Não é novidade que somos produtos dos discursos que nos antecedem. Nossas mães, avós e amigas são parte essencial da nossa personalidade e lembramo-nos disso todas as vezes em que nos deparamos com comportamentos diferentes do padrão que nos foi ensinado. Entretanto, a vivência feminina acolhe outros modelos além da família; a mídia (tudo o que comunica) tem um papel fortísssimo e nem sempre é horrível. Hoje tiro um tempo para lembrar os modelos de feminino qe me inspiraram e que, acredito, de um modo ou outro, fazem parte de mim:

1. Jessica Rabbit

A sensualidade e a voz macia da Jesssica me cativaram entre os 11 e 12 anos, quando eu estava começando o trânsito entre criança e moça. Não dava para entender direito o que aquela entrega erótica implicava, mas era claro que havia um poder no feminino (ainda que cruel e difícil de alcançar).

2. Jem

Eu tinha uma amiga com quem compartilhar a fantasia de ser uma artista. A Jem era um ponto de partida da mulher autônoma, com atitude. Não me lembro direito do desenho, talvez ela não tivesse assim tanta agência, mas minha lembrança era de alguém cheia de glamoursh que cantava, dançava e ainda resolvia situações cabeludas.

3. Sarah Connor

Desconsiderando seu lado mariano (é a mãe do salvador e tal), é a heroína perfeita. Eu tinha 14 anos quando me apaixonei por essa personagem (que é muito melh0r explorada no segundo filme, esse mesmo, de 91).
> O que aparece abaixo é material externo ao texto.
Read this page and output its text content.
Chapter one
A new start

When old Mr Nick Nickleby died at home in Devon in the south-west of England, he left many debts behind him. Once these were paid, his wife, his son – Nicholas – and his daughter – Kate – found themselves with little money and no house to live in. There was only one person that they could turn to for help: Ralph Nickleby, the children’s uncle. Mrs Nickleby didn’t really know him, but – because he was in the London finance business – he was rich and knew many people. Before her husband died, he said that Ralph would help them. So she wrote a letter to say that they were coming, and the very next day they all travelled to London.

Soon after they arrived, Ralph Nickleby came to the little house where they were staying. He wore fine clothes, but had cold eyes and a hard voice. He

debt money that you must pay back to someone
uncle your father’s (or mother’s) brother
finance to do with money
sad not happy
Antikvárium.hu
Mulher forte, sem maiores preocupações com a estética, atlética, energética e, principalmente, dona de si.

4.  Siouxie Sioux

No começo da adolescência, a beleza e o mistério dessa linda vocalista me arrebatava. Arrebata ainda, mas agora conheço bem o som e tal. Fascinava a postura independente, o tom soturno do som, sua beleza exótica, que posteriormente me levaria a buscar a estética oriental.

A continuar…

Arte e entretenimento

março 4, 2011

O potencial artístico da dança do ventre é largamente desprestigiado. Por quem? Por nosso próprio meio, como muitas de nós percebemos. Estava hoje negociando a vinda de uma artista para ministrar curso às praticantes brasilienses e nos assombramos com o quão pouco podemos cobrar pelas aulas. Não podemos fazer um preço além do mercado, claro. O problema é que o mercado andou contra as artistas da dança: se há dez anos pagávamos 250,00 por um workshop de 4 horas com uma bailarina de ponta, hoje o preço médio é de 150,00, se muito.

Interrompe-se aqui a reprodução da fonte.